Jacob Morel has been making images as long as he can remember. Growing up in a suburb south of Baltimore, it was drawing — he carried a pen and paper nearly everywhere — but about five years ago, drawing took a backseat and photography took over. He’d first learned how to develop and print in a seventh-grade shop class, a process he said “amazed” him. Before that, he occasionally used his parents’ camera. When they got the film back from the lab, he liked to sit and alternately look at the negatives and at their corresponding prints.

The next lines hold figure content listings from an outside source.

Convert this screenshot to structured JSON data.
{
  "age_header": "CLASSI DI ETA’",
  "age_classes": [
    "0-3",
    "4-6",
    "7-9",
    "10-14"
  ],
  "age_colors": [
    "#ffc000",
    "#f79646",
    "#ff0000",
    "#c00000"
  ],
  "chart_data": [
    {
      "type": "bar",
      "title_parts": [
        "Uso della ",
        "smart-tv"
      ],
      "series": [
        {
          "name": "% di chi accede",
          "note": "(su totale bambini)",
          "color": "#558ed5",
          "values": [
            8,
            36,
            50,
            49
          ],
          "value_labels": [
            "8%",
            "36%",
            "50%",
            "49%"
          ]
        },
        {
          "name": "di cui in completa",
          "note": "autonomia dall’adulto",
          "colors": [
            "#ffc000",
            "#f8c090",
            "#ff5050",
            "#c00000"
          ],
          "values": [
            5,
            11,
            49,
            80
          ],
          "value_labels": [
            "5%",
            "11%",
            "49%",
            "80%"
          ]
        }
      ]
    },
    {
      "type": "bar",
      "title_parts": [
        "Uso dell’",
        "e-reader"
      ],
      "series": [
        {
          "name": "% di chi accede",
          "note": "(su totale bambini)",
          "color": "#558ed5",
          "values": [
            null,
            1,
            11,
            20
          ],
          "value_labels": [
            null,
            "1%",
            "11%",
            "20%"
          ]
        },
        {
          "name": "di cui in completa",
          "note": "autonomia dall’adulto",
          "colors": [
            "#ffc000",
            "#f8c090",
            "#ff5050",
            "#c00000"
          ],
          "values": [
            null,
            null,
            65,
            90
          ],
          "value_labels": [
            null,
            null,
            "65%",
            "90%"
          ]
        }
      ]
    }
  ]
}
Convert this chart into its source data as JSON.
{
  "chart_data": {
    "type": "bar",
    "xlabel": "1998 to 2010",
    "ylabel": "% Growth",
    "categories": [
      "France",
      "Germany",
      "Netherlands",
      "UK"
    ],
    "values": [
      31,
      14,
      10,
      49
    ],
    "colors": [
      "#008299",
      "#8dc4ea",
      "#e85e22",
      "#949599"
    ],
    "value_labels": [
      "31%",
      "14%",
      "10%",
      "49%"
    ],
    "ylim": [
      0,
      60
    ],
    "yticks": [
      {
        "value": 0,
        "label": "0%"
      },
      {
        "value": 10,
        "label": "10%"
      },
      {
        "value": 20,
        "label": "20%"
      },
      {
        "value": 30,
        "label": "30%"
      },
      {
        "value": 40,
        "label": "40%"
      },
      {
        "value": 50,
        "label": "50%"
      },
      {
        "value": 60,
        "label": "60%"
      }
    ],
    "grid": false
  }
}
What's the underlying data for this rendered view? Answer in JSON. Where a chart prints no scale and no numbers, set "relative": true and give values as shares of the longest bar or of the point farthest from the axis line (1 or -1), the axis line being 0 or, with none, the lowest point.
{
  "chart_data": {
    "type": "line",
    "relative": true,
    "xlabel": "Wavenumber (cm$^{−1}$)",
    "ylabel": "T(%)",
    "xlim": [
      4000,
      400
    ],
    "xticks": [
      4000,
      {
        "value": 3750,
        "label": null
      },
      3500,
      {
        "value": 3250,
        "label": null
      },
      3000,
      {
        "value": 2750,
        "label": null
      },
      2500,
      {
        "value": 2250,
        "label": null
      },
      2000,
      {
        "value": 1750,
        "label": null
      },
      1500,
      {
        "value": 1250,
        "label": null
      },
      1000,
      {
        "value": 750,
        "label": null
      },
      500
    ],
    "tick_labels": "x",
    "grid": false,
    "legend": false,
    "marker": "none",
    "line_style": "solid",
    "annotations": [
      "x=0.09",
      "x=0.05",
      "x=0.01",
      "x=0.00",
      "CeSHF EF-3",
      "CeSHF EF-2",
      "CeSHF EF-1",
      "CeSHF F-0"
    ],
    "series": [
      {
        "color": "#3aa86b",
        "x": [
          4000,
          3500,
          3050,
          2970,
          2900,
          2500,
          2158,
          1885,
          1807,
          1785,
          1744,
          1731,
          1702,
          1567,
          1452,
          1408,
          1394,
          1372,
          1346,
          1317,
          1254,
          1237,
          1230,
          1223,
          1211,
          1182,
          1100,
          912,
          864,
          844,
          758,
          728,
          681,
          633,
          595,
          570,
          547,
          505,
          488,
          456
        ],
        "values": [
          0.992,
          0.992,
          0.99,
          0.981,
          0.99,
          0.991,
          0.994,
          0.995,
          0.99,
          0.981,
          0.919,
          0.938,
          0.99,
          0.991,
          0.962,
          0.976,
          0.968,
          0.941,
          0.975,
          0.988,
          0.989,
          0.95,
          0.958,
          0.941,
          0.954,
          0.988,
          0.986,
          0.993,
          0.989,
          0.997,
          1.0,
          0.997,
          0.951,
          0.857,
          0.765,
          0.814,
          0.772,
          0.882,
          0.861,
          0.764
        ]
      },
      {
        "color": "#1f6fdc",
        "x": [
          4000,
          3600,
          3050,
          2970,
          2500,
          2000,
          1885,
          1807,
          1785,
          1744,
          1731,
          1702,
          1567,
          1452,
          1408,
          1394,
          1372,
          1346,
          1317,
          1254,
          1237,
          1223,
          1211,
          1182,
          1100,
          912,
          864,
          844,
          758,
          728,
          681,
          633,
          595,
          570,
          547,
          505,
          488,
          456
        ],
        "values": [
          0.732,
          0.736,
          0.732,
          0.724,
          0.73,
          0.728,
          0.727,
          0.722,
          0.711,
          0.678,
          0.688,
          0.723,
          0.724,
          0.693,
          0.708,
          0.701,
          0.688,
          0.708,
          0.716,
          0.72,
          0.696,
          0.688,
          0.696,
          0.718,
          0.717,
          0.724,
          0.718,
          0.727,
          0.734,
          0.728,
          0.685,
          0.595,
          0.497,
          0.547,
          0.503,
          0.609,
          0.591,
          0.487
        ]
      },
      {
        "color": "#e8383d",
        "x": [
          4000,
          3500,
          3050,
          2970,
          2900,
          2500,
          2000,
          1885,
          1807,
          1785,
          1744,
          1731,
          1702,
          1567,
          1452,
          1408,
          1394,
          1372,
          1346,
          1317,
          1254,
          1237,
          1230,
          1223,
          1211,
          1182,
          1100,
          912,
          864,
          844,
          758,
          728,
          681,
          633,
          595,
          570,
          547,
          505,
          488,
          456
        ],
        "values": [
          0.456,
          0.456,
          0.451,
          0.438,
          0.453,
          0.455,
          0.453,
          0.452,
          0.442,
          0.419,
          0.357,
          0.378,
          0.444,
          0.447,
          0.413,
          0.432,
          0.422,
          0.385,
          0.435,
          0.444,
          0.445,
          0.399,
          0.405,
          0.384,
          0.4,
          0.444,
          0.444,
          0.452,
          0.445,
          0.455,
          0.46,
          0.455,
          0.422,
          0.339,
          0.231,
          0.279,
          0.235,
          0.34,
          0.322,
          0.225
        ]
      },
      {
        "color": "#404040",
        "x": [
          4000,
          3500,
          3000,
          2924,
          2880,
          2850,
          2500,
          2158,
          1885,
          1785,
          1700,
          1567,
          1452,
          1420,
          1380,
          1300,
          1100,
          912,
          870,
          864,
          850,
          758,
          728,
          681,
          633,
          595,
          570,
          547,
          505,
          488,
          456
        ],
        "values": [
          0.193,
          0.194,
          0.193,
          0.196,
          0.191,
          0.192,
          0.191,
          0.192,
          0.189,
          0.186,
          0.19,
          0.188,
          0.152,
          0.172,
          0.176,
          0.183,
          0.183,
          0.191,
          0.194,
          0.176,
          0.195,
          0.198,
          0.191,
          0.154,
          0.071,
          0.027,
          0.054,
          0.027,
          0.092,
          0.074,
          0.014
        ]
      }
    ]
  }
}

Yet Morel didn’t start to see photography as a serious hobby until late in high school. He took pictures with a compact digital camera to aid his drawing, but found himself paying more and more attention to the photographs rather than the drawings. He soon started entering and winning photography contests. When he was a senior, some of his pictures were displayed in the United States Capitol in Washington. A camera replaced the pen and paper.
Morel matriculated at the Maryland Institute College of Art (MICA). Upon entering, he declared his major in graphic design but kept an open mind, focusing on courses that taught universal principles of design. He also took photography courses, the first of which was Black & White I with Tom Baird in his first year, which proved to be a formative experience. Baird was an old veteran of the commercial and academic sides of photography, having taken commissions for Pan Am in the 1960s and taught with Ansel Adams at Berkeley. He seemed to know “everything there was to know about photography,” Morel said, “both in the analog world and digitally.”
In that same year, Morel’s girlfriend gave him the Yashica twin-lens reflex he uses today. Though he never abandoned digital, he fell in love with film for its verisimilitude. “The wide latitude I was able to obtain in a single exposure was a different level I hadn’t ever been with my work,” he wrote. “When shooting film, I had every detail I wanted in the brightest of my highlights and in the darkest of my shadows.” He prefers Fujifilm’s Provia 100F slide film today, partly for personal reasons: he is red-green, blue-purple, and yellow-green colorblind, which makes color-correcting film scans especially difficult. With slides, which display a positive image and don’t have negative film’s orange cast, Morel is able to see what the final corrected scan should look like simply by looking at the film, and consequently spends much less time in post.
Film also lent itself well to the night photography that Morel is known for today. He had been attracted to the style for a while and cited Patrick Joust as a photographer who sparked his interest in it, especially since Joust also lived in Baltimore and used a similar camera setup. (He and Joust are friends today and occasionally shoot together.) He started investigating night photography more closely while at MICA, studying Edward Hopper’s paintings just as closely as Joust’s photographs. Hopper and Morel’s respective works share similar themes and subject matter: paradoxical desolation in large cities, houses that seem to be the only ones for miles, an intense stillness.
Today, night photography predominates Morel’s Instagram feed, yet he doesn’t shoot exclusively at night. In addition to occasional commissioned portrait and wedding work, he wrote that he had experimented with other styles, including black and white, infrared, and traditional landscapes, just for the sake of trying. He finds that work to be almost as personal as photographs of intimate moments and chooses not to share it on social media. “For now,” he wrote, “I like to keep a lot of my photography or myself.”
Like Joust, Morel admitted he hadn’t extensively studied other photographers’ work. He does, however, find lots of inspiration from painting. In addition to Hopper, Morel mentioned Thomas Cole, Frederic Edwin Church, and Albert Bierstadt, three painters from the mid-19th century school of luminism known for their careful attention to light. He cited their “depth, atmosphere, colors, [and] illumination,” adding that he was “fascinated by illumination.” Looking at the character of the light and tonality in his strongest photographs, that fascination is clear.
Still, Morel emphasizes the importance of experimentation and trying things for the sake of trying them. “[In photography], you don’t need school or a degree,” he wrote. “So much of everything comes from trying and throwing yourself into it. That’s how I learned.”